In our organization, however, the pacemaker for our heartbeat is our owners and it’s their culture and their faith that drive the consistency, the pace, and the volume from our corporate heart. It’s our owners that everyone in this organization synch up to, and it’s that common pursuit of delivering well beyond their expectations that motivates us all. As we’ve grown bigger, new people with vastly deep experience have come in to offer their logic to our owner driven heartbeat. As with most very talented and aggressive people, they’ve stepped in as stimulants to the pacemaking rather than synchronizing partners to the pace already established. Over time, those individuals will either dramatically change the pace of heartbeat or they will come in align with the heartbeat established by those providing the pacing.
One of our elders once told me, “sometimes we know too much, don’t we.” It’s so hard to quietly listen to hear that heartbeat and then allow that pacemaker to then pull you in to that organizational flow. It’s also sometimes so very hard to understand how we can add the great experience and aggressiveness of new team members to an already pumping heart and make it stronger without needing to change out or radically redesign the current pacemaker. We’re programmed from early on to compete and win, to sense and react, to take charge and succeed, and yet that programming can be completely counter to a trust and empowerment heartbeat of any organization.
I’m a heartbeat listening business leader, and I’m so very thankful and respectful of the pacemaker for our corporate heart today. As I look forward, I hope our quest for maturity is first framed in listening to that heartbeat and then synching with that pacemaker. As we add others to this incredible growth journey we’re on, I hope they listen for the rythmn of that culture and faith grounded heartbeat, and then as they hear the purity of that beat, they align themselves with that pacemaker and together that heartbeat just becomes stronger.
2 Responses to “Corporate Heartbeat”
ericbirch on 19 Sep 2008 at 2:57 pm #
Maybe I am focusing too much on the analogy of a pacemaker, but I struggle with the notion of a pacemaker. A pacemaker is an inorganic crutch to pick up the synchronization duties of a problematic organic heart and does so at an inflexible pace. In a body and an organization, you need to have a heart that is organic – directive and responsive to the body – under exertion beats faster with more volume with higher oxygen uptake, while the body is injured increases adrenaline delivery, while resting decreases rate and becomes exceedingly regular.
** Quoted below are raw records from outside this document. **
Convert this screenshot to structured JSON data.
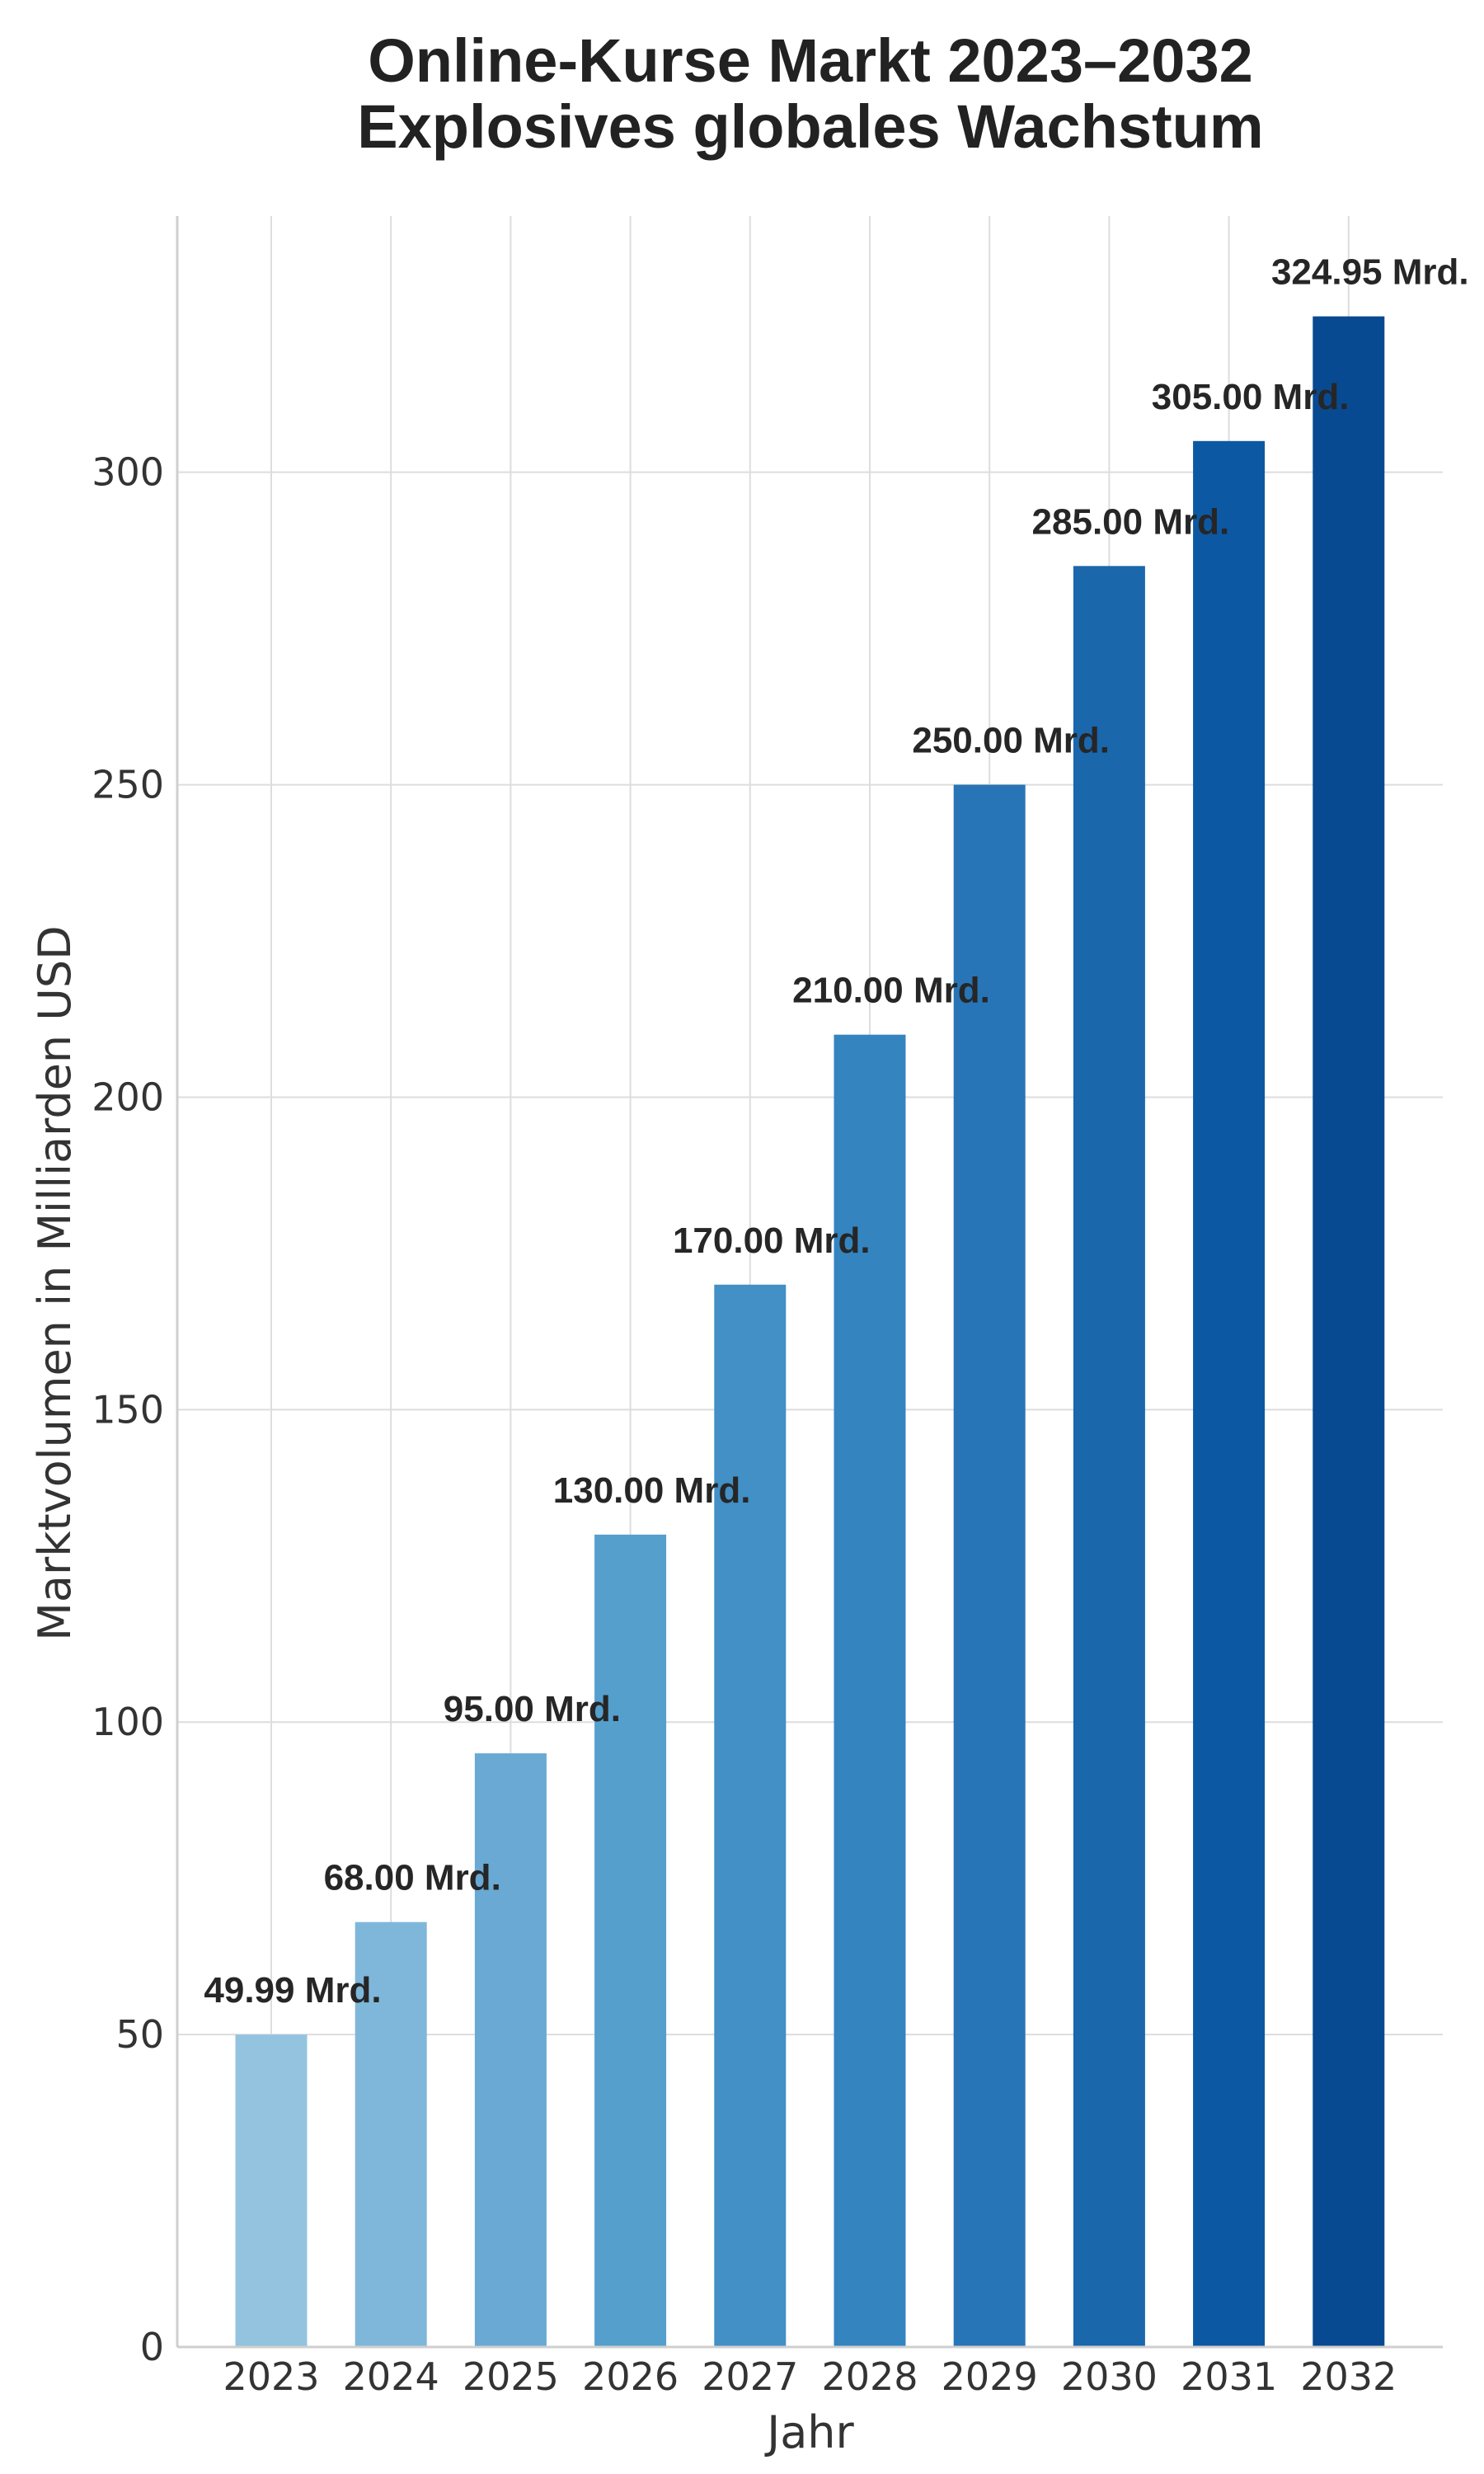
{
  "chart_data": {
    "type": "bar",
    "title": "Online-Kurse Markt 2023–2032",
    "subtitle": "Explosives globales Wachstum",
    "xlabel": "Jahr",
    "ylabel": "Marktvolumen in Milliarden USD",
    "categories": [
      "2023",
      "2024",
      "2025",
      "2026",
      "2027",
      "2028",
      "2029",
      "2030",
      "2031",
      "2032"
    ],
    "values": [
      49.99,
      68.0,
      95.0,
      130.0,
      170.0,
      210.0,
      250.0,
      285.0,
      305.0,
      324.95
    ],
    "data_labels": [
      "49.99 Mrd.",
      "68.00 Mrd.",
      "95.00 Mrd.",
      "130.00 Mrd.",
      "170.00 Mrd.",
      "210.00 Mrd.",
      "250.00 Mrd.",
      "285.00 Mrd.",
      "305.00 Mrd.",
      "324.95 Mrd."
    ],
    "ylim": [
      0,
      341
    ],
    "yticks": [
      0,
      50,
      100,
      150,
      200,
      250,
      300
    ],
    "grid": true,
    "legend": "none",
    "colors": [
      "#93c3df",
      "#7fb7da",
      "#69a9d3",
      "#559fcd",
      "#4290c6",
      "#3484c0",
      "#2775b6",
      "#1a67ac",
      "#0d58a2",
      "#084a91"
    ]
  }
}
I generally tend to focus more on the “owners and it’s their culture and their faith” as you mention above. Who you are – faith, culture, character, morals, ethics, etc. permeate and drive your performance in this life. Performance will be organic/dynamic over time depending on the situations you find yourself in and situations you create – but the playbook of what you do is within the construct of who you are. In the case of the organization – who the owners are takes precedence over who the individuals are and deviants need to be vectored back to the core drivers of the owners or vectored out of the organization.
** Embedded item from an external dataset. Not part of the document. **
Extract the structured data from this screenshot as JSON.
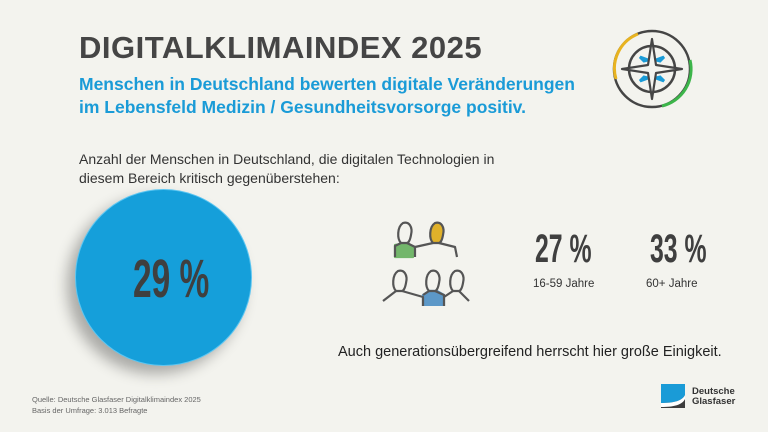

admin on 19 Sep 2008 at 9:30 pm #
I know exactly what you’re thinking, but I’ve found exactly the opposite in every organization – there always is a pacemaker for the blood flowing through that organization, and I’ve been in organizations that have been paced by tyrants and those paced by incredible leaders or through incredible teams. At my age and with my experience now, I listen for that heartbeat; I seek out that pacemaker as I look at an organization; and I yearn for those organizations where that pacemaker is powered by vision and faith. I guess for me, that would really be nirvana! Thanks for the comment Eric!